Myriam Boyer, la combattante

Portrait / La gamine de la Croix-Rousse prolo a bien grandi. À 70 ans sonnés, la pause du confinement aidant, la comédienne Myriam Boyer fait dans une biographie tout juste parue un retour arrière sur ses vies de cinéma et de théâtre. Où l’on croise Blier, Sautet, Koltès, Chéreau, Planchon et où on se dessine une vie de luttes et de joies mêlées, sa « marmelade de sentiments ».

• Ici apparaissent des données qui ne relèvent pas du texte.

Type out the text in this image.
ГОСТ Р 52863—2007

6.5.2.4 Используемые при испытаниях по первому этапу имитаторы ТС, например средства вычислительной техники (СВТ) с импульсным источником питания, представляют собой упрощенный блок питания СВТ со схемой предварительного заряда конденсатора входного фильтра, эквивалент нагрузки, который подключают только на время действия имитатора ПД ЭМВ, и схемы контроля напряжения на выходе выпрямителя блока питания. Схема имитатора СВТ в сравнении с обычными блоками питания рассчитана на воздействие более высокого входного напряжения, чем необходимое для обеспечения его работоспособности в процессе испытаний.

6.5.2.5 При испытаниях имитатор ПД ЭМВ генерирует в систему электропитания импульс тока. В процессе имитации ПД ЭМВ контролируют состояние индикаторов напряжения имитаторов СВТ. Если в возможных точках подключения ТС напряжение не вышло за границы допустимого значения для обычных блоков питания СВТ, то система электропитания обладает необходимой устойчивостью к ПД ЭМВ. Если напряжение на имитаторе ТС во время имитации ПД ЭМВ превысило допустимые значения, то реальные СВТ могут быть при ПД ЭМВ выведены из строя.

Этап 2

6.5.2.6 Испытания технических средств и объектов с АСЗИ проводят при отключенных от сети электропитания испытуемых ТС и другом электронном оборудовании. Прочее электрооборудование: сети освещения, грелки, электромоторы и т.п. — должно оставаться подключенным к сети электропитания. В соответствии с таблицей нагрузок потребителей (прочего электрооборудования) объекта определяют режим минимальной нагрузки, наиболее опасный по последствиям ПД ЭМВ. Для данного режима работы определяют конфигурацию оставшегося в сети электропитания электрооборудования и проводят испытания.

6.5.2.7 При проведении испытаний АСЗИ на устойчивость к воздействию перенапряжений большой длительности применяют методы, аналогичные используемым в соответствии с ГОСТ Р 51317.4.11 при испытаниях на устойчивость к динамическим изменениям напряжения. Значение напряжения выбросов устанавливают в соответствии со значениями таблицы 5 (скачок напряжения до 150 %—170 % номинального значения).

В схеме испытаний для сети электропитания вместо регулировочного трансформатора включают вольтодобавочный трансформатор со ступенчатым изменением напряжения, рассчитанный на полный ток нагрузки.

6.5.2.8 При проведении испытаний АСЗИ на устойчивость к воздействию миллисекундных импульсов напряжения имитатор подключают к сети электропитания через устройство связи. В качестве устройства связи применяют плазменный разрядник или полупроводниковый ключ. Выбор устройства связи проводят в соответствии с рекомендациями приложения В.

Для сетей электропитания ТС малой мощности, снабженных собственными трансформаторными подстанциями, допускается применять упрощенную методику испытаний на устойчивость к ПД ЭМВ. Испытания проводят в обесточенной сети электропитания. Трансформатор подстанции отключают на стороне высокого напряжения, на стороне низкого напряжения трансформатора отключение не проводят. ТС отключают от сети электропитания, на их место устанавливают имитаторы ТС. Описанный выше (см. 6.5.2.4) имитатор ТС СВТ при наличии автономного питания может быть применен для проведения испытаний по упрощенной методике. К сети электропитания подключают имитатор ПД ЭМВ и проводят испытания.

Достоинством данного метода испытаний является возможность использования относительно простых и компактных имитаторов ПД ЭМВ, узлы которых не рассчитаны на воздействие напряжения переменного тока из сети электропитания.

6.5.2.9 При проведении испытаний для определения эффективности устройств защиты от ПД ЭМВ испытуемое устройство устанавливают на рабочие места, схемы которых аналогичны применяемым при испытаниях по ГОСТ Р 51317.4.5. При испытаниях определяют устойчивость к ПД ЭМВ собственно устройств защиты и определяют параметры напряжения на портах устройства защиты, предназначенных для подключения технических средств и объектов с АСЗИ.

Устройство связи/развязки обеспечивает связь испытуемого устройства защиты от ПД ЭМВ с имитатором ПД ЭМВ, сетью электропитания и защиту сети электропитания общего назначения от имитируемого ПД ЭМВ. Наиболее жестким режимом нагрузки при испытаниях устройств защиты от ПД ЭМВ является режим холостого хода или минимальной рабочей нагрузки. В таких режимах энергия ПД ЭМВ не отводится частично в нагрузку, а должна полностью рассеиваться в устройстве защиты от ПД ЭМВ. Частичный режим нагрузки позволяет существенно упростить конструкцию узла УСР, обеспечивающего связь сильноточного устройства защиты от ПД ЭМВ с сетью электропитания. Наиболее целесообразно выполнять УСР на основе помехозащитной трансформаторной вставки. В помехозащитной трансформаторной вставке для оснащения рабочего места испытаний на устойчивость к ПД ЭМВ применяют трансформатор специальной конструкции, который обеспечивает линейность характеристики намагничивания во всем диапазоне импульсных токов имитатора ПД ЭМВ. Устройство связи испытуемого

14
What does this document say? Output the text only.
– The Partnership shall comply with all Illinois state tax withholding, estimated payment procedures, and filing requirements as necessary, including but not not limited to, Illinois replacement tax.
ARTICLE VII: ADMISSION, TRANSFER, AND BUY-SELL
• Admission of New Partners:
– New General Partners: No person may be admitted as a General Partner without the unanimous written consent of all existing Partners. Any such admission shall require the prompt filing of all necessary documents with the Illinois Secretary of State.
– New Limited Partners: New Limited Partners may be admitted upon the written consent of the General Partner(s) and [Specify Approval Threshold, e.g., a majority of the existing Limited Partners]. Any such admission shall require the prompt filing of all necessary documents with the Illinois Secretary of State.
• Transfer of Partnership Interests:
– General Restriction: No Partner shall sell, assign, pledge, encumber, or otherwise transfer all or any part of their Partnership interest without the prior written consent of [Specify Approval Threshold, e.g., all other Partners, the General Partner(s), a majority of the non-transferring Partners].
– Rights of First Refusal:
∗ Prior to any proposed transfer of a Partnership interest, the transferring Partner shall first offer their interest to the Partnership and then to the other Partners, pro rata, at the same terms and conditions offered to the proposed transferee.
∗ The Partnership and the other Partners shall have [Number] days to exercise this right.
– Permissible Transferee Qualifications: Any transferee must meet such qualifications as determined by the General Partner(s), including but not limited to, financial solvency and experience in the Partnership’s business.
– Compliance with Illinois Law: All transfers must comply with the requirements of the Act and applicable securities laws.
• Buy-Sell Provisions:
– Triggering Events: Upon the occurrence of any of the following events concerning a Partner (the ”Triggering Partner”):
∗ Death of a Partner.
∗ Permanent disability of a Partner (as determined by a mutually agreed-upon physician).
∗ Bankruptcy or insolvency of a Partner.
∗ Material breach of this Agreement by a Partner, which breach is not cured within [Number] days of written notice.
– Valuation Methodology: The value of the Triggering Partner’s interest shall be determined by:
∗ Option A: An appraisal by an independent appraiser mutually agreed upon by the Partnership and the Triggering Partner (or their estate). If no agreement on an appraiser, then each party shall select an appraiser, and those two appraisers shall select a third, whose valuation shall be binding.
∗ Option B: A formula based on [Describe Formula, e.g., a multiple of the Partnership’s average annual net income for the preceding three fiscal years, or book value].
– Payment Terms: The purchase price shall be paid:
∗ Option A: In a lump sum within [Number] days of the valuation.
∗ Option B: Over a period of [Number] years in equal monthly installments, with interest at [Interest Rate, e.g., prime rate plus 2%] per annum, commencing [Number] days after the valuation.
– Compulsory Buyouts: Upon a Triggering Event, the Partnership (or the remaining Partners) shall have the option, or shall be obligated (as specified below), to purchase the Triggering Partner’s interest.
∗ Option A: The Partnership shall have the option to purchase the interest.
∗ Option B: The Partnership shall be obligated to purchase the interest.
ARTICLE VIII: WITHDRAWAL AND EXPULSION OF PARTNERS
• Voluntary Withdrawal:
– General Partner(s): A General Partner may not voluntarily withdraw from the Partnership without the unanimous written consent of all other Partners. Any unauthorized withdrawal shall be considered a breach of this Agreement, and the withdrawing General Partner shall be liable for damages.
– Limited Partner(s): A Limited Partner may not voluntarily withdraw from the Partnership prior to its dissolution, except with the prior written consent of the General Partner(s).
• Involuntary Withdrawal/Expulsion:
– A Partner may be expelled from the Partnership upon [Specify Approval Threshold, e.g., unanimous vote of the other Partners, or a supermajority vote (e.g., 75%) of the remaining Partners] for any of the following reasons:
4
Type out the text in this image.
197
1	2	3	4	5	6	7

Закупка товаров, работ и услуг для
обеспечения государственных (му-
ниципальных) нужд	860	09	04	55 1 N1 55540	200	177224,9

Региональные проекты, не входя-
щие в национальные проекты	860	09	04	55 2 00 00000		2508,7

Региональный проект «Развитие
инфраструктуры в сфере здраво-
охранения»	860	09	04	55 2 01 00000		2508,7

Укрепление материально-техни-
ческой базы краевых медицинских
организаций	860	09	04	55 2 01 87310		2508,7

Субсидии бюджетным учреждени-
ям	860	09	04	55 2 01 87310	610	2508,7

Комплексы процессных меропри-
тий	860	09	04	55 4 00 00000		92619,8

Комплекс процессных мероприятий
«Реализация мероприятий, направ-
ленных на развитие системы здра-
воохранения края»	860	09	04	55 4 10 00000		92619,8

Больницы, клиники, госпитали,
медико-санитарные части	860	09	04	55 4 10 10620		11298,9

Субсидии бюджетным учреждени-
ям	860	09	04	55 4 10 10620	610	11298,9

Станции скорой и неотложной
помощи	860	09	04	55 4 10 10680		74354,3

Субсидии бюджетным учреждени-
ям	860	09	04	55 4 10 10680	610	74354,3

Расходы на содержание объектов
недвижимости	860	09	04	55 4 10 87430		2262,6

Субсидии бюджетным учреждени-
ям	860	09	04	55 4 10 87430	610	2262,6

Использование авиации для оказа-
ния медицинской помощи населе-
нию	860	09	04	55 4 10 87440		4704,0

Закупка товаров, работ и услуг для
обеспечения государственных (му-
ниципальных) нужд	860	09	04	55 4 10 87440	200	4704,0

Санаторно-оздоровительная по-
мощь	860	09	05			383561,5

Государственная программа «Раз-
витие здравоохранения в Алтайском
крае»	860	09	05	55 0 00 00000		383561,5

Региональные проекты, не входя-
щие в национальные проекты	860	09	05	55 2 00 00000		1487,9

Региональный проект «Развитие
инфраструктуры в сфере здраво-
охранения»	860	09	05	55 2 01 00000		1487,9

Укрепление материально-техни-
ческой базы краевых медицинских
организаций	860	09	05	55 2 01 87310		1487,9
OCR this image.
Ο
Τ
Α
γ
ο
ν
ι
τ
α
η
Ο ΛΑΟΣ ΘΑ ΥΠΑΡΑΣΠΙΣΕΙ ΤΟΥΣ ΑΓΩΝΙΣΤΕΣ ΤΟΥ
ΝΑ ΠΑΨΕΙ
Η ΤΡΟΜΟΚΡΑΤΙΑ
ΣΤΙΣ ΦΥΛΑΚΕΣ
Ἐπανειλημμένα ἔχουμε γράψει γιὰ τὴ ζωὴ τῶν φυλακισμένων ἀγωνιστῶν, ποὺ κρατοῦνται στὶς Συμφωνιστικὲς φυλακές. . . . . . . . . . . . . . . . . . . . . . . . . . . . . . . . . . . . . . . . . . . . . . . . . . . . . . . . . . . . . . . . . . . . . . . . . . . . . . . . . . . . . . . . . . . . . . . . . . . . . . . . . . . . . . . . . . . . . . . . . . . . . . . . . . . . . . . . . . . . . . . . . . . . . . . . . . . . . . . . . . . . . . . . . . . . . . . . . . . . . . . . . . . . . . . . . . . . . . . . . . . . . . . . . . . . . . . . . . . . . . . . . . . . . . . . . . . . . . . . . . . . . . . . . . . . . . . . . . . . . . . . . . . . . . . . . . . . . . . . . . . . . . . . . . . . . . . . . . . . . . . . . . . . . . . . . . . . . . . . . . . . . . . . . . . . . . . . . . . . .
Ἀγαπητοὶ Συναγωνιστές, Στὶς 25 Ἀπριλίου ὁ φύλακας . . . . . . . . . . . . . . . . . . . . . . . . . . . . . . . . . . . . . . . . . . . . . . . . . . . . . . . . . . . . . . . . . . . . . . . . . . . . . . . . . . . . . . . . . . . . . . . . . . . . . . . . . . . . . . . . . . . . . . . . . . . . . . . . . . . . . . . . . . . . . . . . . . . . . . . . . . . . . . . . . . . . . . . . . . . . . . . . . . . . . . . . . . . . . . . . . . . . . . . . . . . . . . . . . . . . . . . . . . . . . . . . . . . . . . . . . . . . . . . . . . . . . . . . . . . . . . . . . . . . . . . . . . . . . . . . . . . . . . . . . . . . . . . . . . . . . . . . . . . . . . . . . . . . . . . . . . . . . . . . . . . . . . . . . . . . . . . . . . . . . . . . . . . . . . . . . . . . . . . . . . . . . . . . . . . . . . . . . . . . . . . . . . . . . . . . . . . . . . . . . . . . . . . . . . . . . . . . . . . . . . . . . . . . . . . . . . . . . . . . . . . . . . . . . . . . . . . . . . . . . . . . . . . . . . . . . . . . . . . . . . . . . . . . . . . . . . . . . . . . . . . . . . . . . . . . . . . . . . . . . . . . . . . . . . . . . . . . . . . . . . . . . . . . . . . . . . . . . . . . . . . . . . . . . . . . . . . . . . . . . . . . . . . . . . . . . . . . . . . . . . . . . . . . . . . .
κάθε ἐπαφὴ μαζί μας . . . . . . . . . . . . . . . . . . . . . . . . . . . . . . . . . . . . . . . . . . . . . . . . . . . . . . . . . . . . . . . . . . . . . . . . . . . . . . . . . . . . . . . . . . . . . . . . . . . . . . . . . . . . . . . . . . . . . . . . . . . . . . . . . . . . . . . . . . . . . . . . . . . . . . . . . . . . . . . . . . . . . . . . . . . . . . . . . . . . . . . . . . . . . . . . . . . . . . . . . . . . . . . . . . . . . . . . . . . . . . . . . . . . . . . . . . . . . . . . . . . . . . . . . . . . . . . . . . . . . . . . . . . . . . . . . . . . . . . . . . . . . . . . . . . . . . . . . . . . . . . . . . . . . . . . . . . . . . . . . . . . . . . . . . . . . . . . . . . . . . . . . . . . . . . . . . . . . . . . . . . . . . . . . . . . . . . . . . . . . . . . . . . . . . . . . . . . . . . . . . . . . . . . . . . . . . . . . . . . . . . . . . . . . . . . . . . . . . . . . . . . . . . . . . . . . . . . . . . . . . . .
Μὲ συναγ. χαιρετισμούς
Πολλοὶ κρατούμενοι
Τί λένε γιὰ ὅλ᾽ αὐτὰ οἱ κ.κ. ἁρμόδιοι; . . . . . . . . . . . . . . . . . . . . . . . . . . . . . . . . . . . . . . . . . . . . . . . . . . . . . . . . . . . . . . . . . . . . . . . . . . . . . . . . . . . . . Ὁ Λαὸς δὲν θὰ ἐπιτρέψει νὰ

Elle est en tournage à Auch quand elle décroche le téléphone à l’heure convenue : Les Vieux fourneaux 2, avec Pierre Richard et Eddy Mitchell. Mais immédiatement, elle accepte de revenir au Clos Jouve dans ce « deux pièces avec toilettes sur le palier » où elle a grandi sur le plateau de la Croix-Rousse, de sa naissance en mai 1948 à ses dix-huit ans. Le quartier n’a plus rien à voir avec « le refuge de tisserands » qu’elle évoque dans Théâtre de ma vie, paru en septembre, il est « devenu bobo » reconnait-elle bien volontiers « mais les immeubles, les espaces, le boulevard sont restés les mêmes. »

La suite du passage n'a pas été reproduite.